Nostalgia for Ottoman-era harem irks Turkish women
March 10, 2016Emine Erdogan was addressing a Wednesday event on Ottoman sultans in Ankara when she lavished praise on the sultan's institutional concubines.
"The harem was a school for members of the Ottoman dynasty and an educational establishment for preparing women for life," she said, according to Turkish TV broadcasts and reports in domestic newspapers including Hurriyet.
The term "harem" has long been associated with polygamy and concubines; though during the Ottoman period it was an institution with very strict, detailed rules, which even the sultan adhered to. Each woman was educated in whichever discipline she showed the most promise - for example calligraphy, decorative arts, music or foreign languages.
The Turkish president and his wife regularly speak of their attachment to Islamic principles and the values of the defunct Ottoman Empire, from which the modern Turkish state was founded in 1923.
International Women's Day flashpoint
Emine Erdogan's remarks followed her husband's controversial speech on Tuesday, International Women's Day, in which he repeated his call for women to propagate. In the past he's called for Turkish women to have at least three children and called birth control "treason."
"I know there will be some who will be annoyed, but for me a woman is above all a mother," the president told an audience of women in Ankara marking International Women's Day.
He further criticized capitalism for "enslaving" women in pursuit of profit.
"You cannot free women by destroying the notion of family," Erdogan said.
Women protest president's remarks
Hours after the president's speech, thousands of women gathered in central Istanbul on Tuesday evening to demand gender equality, which many said was being eroded by the Islamist-rooted Justice and Development Party (AKP) that's ruled since 2002.
"The policy of the AKP and the male hegemony that dominates our society is intended to keep women at the heart of the home and the family," a female protester named Gursun told the AFP news agency.

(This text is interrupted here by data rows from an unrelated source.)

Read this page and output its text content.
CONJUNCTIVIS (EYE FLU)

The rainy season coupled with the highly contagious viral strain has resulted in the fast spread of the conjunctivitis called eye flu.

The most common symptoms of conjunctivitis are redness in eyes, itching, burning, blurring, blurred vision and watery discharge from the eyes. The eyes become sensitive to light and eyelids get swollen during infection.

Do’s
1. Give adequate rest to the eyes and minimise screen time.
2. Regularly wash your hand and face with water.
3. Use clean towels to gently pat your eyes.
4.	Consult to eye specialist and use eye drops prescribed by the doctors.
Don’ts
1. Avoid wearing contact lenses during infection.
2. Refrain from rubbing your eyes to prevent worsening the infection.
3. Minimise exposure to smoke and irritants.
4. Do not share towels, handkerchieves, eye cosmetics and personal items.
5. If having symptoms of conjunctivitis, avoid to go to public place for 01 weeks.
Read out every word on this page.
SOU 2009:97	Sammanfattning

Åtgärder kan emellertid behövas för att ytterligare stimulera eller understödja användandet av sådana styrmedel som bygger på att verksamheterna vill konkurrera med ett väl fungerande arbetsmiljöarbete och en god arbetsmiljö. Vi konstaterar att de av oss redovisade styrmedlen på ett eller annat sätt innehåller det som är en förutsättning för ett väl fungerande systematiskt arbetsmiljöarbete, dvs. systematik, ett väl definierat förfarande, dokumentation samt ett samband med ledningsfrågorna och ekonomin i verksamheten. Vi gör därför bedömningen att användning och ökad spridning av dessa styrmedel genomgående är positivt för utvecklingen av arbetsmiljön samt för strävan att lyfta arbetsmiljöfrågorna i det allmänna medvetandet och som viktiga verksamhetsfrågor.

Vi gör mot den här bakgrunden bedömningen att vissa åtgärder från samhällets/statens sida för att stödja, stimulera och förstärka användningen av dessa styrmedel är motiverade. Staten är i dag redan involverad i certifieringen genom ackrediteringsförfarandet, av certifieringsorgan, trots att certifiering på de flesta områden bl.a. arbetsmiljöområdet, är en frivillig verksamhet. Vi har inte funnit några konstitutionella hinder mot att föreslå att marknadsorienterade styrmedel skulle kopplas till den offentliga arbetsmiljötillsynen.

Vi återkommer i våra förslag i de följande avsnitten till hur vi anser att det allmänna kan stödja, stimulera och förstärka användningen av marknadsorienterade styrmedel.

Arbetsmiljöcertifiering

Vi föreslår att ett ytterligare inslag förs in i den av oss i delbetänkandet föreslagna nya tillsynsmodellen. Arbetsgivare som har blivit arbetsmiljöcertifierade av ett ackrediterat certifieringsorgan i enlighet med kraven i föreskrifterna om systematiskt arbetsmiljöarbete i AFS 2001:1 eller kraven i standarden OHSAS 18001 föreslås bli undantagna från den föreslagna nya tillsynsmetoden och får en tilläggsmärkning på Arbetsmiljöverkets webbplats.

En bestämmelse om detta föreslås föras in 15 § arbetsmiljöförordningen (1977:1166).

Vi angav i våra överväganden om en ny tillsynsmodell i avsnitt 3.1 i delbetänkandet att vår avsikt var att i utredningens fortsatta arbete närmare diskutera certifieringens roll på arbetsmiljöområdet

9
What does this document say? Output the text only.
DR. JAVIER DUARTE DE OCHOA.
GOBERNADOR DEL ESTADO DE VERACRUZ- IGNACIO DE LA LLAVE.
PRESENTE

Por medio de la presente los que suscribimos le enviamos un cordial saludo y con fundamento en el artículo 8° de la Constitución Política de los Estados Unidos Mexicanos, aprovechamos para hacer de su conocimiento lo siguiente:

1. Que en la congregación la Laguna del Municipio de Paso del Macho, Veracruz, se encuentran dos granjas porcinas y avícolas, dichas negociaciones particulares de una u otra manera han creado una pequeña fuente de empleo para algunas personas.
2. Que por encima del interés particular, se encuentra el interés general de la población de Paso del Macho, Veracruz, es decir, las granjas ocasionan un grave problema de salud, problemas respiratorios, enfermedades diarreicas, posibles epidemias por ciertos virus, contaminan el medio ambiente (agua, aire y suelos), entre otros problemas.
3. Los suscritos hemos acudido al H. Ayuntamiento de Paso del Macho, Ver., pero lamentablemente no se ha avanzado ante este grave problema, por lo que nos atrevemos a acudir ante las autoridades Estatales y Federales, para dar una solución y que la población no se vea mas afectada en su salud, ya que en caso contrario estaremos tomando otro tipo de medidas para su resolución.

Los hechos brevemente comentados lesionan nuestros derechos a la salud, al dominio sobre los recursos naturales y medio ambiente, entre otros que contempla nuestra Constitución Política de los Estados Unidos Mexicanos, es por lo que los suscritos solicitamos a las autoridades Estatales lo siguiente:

It's the not the first time President Erdogan has waded into the gender controversy. In the past he's proposed to limit abortions, likening them to massacres and opposed the the morning-after pill and Caesarian sections.
Domestic violence in Turkey - often involving wives killed by their husbands - has risen sharply in recent years and activists complain that too little is done to defend women from their family, boyfriends and spouses.